Scott and I always talked about the fact that we both knew we would eventually go back to church. While we were dating we occasionally went to a church in San Diego. It was more of the church I grew up going to. Worship music that made you want to jump out of your seat and sing. We didn't recite various different sayings just because of tradition. It was worship music and then the message, and of course a bit more music at the end. I began to fall back in love with going to church.
Fast forward to getting married and going to the Lutheran church, my love began to fade. I never felt the holy spirit. I know the holy spirit washes over me during worship. When I am standing, singing, praising Jesus. When I can close my eyes, and let the Lord work inside of me while singing to him. Sitting in a pew, singing from a hymnal while hearing the organ is just not for me. I would leave church in a bad mood. I didn't feel like we belonged. I didn't agree with the way the Lutheran church worked. When I asked why things were done that way it always came down to because it was how it has always been done. That didn't sit right with me.

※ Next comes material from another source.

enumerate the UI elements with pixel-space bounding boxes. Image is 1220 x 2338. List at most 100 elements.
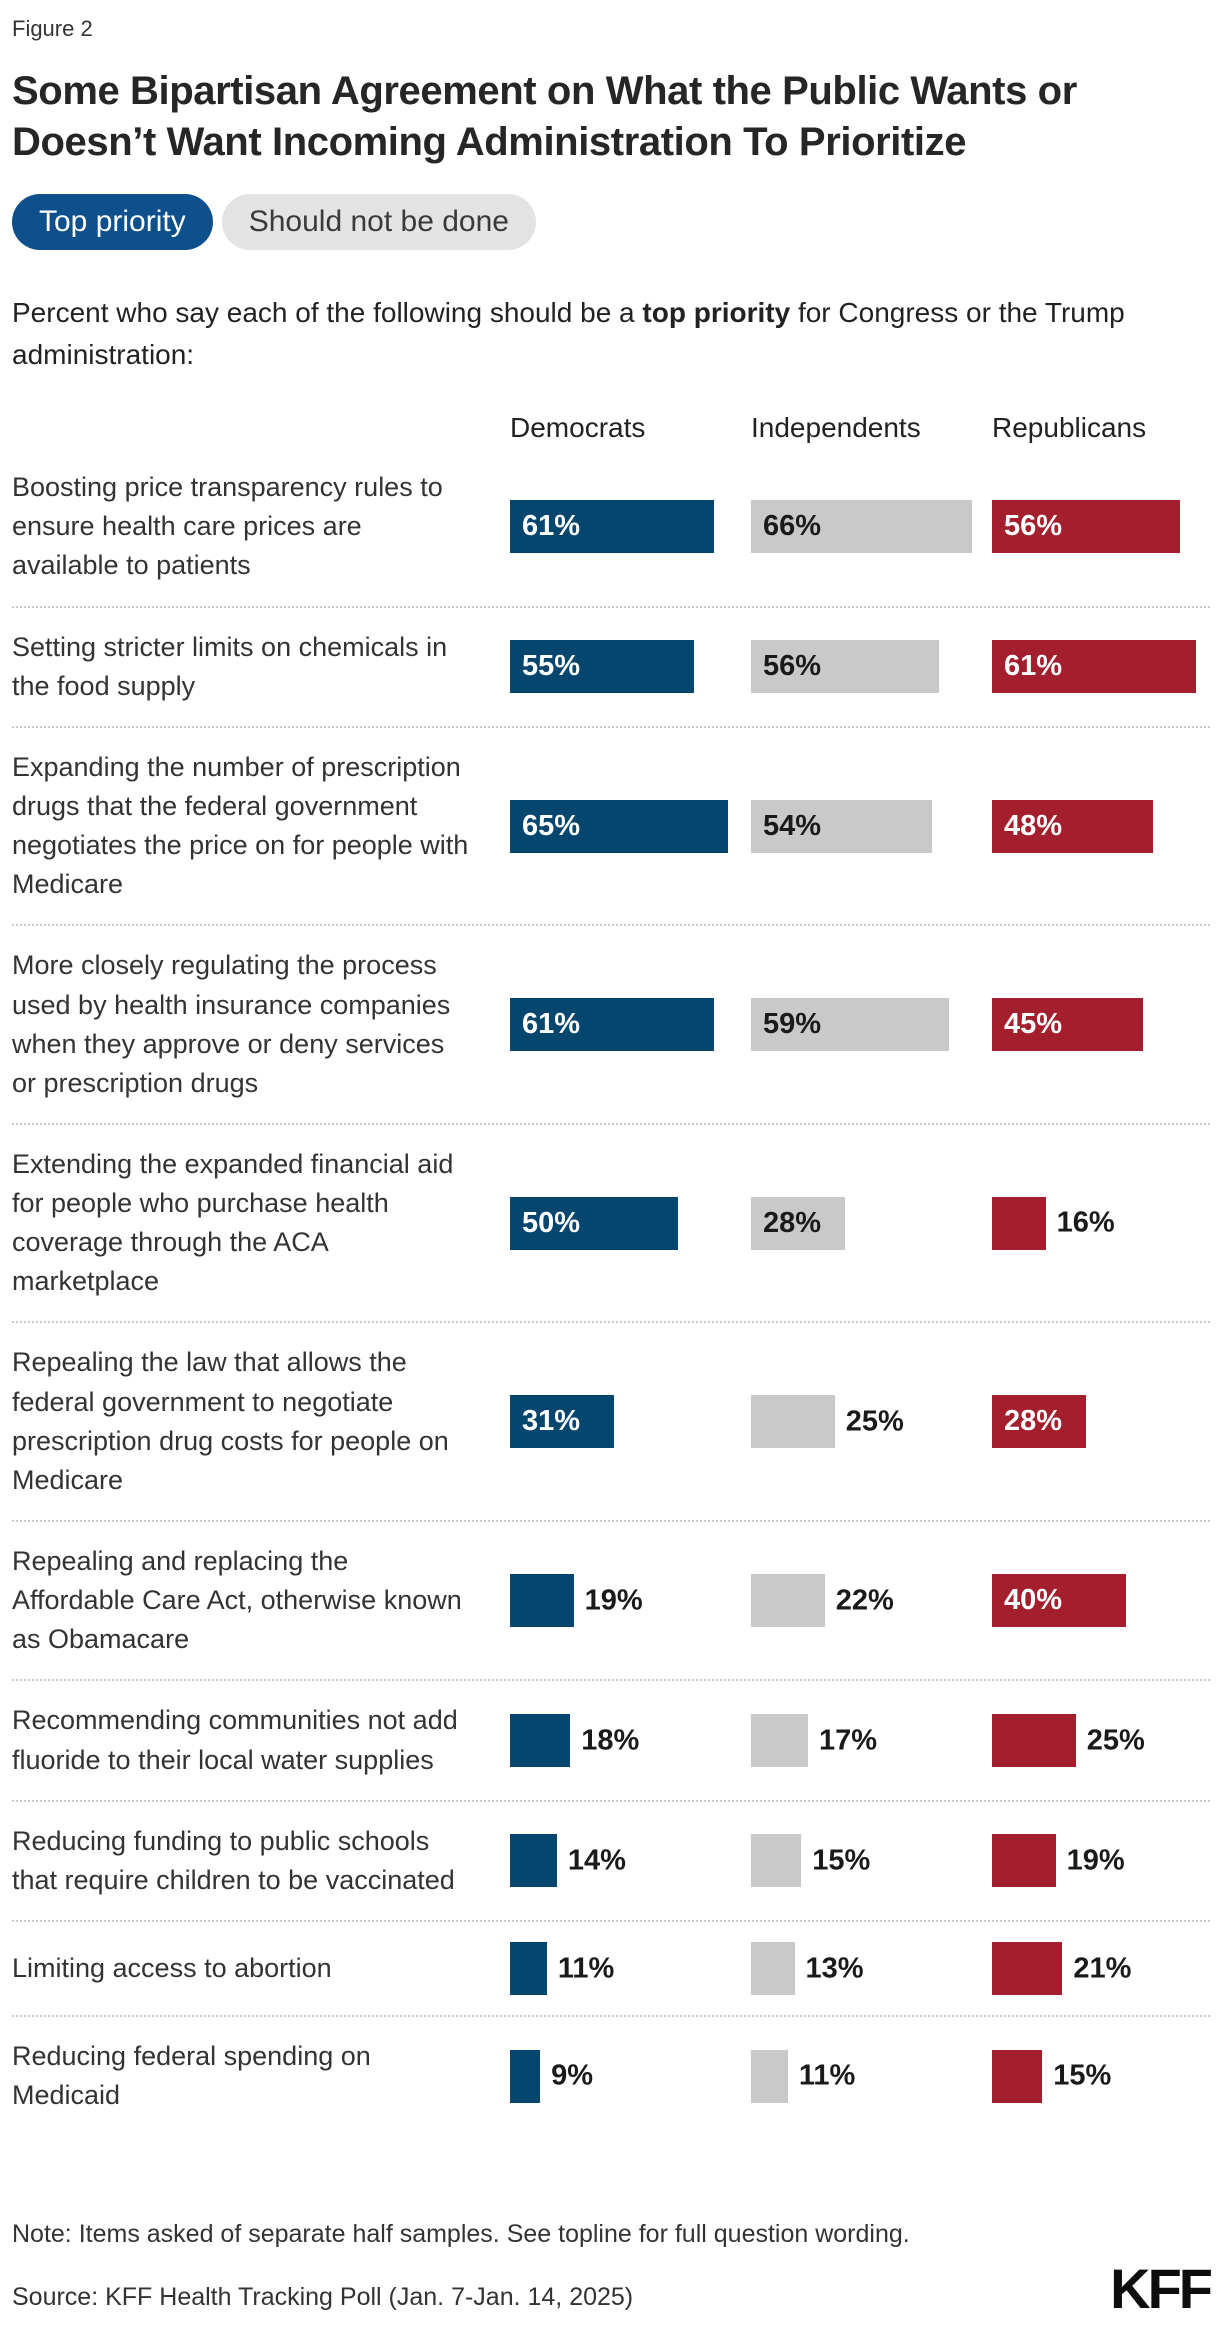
chart-row: Repealing and replacing the Affordable C… bbox=[12, 1522, 1210, 1682]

I wanted my faith to continue to grow and strengthen. After a lot of talking and fighting I finally gave up and told Scott that he was the husband and in charge of our house. I asked him to pray to God about where we should go. I asked him to remember that it wasn't what he felt was best for him, but what he felt the Lord was telling him to do for us as a couple. One Sunday he woke up and said we were going to a church in Oxnard we had tried.Calvary Chapel. I feel the Lord brought us this church and can feel my faith and walk strengthening. I know the Lord worked in Scott's heart to show him this is where we needed to be.
Sundays sermon was a reminder to NOT drift from my course in my relationship with the Lord. We explored the first few verses in the second chapter of Hebrews. It was a great reminder that if we do not actively put a priority on God we will drift away.
Towards the end of the sermon he said something that really struck a cord with me, he asked us to think back to lat year and said "How different would your life be had you been paying closer attention to God." Scott and I struggled a lot in the beginning of our second year of marriage. Had we not drifted away from the Lord and more specifically church our struggle would not have been so hard. Spiritual growth doesn't just happen. We have to cultivate that relationship with the Lord. He is always there and waiting, it is us that looses focus and drifts away. I want to be able to look back in a year from now and know that I stayed the course.
I need to continue to make a conscious effort to wake up every day and start my morning by giving it to the Lord. Asking him to guide me and show me what his plans are. I need to not just talk about God but talk to him!